Comment définir un légume ? À cette question, Éric Birlouez, ingénieur agronome et sociologue de l’agriculture et de l’alimentation, répond simplement : « Il n’y a pas de réelle définition du mot légume. Par exemple, si vous demandez à un cuisinier, un botaniste, un agronome ou à une personne dans la rue, ils n’auront pas la même définition. D’ailleurs, la représentation du légume a changé avec le temps. Au départ, il désignait les légumes secs. Et pour parler des salades, des radis, des carottes, on parlait de racines ou d’herbes. »
Aussi, Éric Birlouez soulève le fait que les légumes que l’on retrouve aujourd’hui sur les étals ne sont pas majoritairement originaires de France. Loin de là. « J’aime à dire que si on se contentait des légumes qui poussent à l’état spontané en France ou en Europe, on n'aurait pas grand-chose dans notre assiette, juste des betteraves, des blettes des choux, des carottes sauvages ou encore des panais. La plupart des légumes est arrivée avec le brassage de la population. Par exemple, le concombre vient du nord de l'Inde. Les aubergines sont probablement nées en Afrique orientale. Ou encore, l’ail et l'oignon viennent d’Asie Centrale. Sans oublier que la redécouverte du continent américain par Christophe Colomb va amener en Europe des pommes de terre, des tomates et des poivrons, entre autres. »

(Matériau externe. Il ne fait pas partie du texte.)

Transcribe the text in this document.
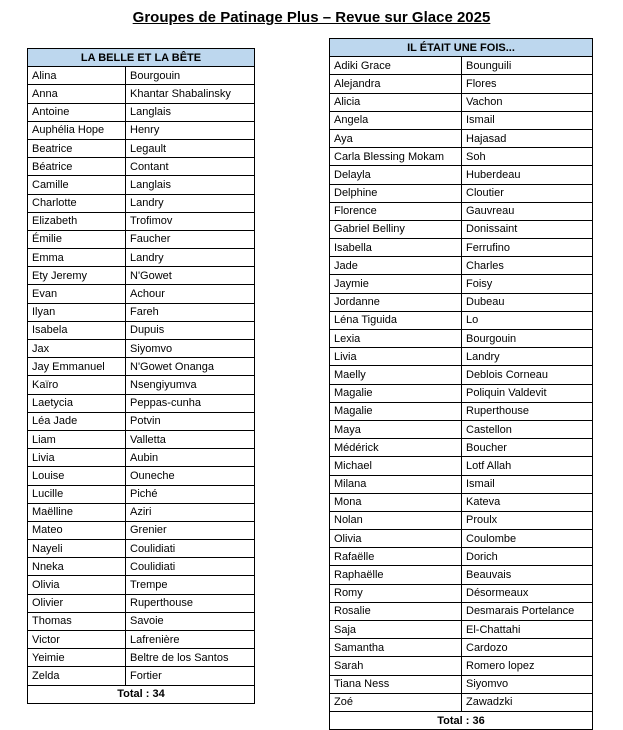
Groupes de Patinage Plus – Revue sur Glace 2025
LA BELLE ET LA BÊTE	
Alina	Bourgouin
Anna	Khantar Shabalinsky
Antoine	Langlais
Auphélia Hope	Henry
Beatrice	Legault
Béatrice	Contant
Camille	Langlais
Charlotte	Landry
Elizabeth	Trofimov
Émilie	Faucher
Emma	Landry
Ety Jeremy	N'Gowet
Evan	Achour
Ilyan	Fareh
Isabela	Dupuis
Jax	Siyomvo
Jay Emmanuel	N'Gowet Onanga
Kaïro	Nsengiyumva
Laetycia	Peppas-cunha
Léa Jade	Potvin
Liam	Valletta
Livia	Aubin
Louise	Ouneche
Lucille	Piché
Maëlline	Aziri
Mateo	Grenier
Nayeli	Coulidiati
Nneka	Coulidiati
Olivia	Trempe
Olivier	Ruperthouse
Thomas	Savoie
Victor	Lafrenière
Yeimie	Beltre de los Santos
Zelda	Fortier
Total : 34	
IL ÉTAIT UNE FOIS...	
Adiki Grace	Bounguili
Alejandra	Flores
Alicia	Vachon
Angela	Ismail
Aya	Hajasad
Carla Blessing Mokam	Soh
Delayla	Huberdeau
Delphine	Cloutier
Florence	Gauvreau
Gabriel Belliny	Donissaint
Isabella	Ferrufino
Jade	Charles
Jaymie	Foisy
Jordanne	Dubeau
Léna Tiguida	Lo
Lexia	Bourgouin
Livia	Landry
Maelly	Deblois Corneau
Magalie	Poliquin Valdevit
Magalie	Ruperthouse
Maya	Castellon
Médérick	Boucher
Michael	Lotf Allah
Milana	Ismail
Mona	Kateva
Nolan	Proulx
Olivia	Coulombe
Rafaëlle	Dorich
Raphaëlle	Beauvais
Romy	Désormeaux
Rosalie	Desmarais Portelance
Saja	El-Chattahi
Samantha	Cardozo
Sarah	Romero lopez
Tiana Ness	Siyomvo
Zoé	Zawadzki
Total : 36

À savoir, l’image du légume a évolué au fil des années, souligne le sociologue : « Si on prend l'exemple d'il y a 2000 ans, au moment de la conquête de la Gaulle par les Romains, ces derniers ont ramené avec eux le goût des légumes et de leur culture. En revanche, pendant la période du Moyen Âge, les légumes sont méprisés par les nobles, les riches, les élites sociales parce que ceux qui mangent des légumes ce sont des pauvres qui les cultivent pour se nourrir. Et derrière, il y aussi la symbolique du fait que ça pousse dans la terre et c'est un élément de la création qui est dévalorisé à cette époque. Contrairement aux grands oiseaux comme les cygnes, les hérons, ceux qui volent, qui sont donc proches des Dieux, des saints, des Anges. En somme, le légume est une nourriture de paysan. »
Depuis qu'il est consommé, le légume aura connu amour et désaffection jusqu'à nos jours. D'ailleurs, celui qui est aussi auteur du livre "Petits et grandes histoires des légumes", remarque le retour des légumes anciens et oubliés, popularisés par les chefs.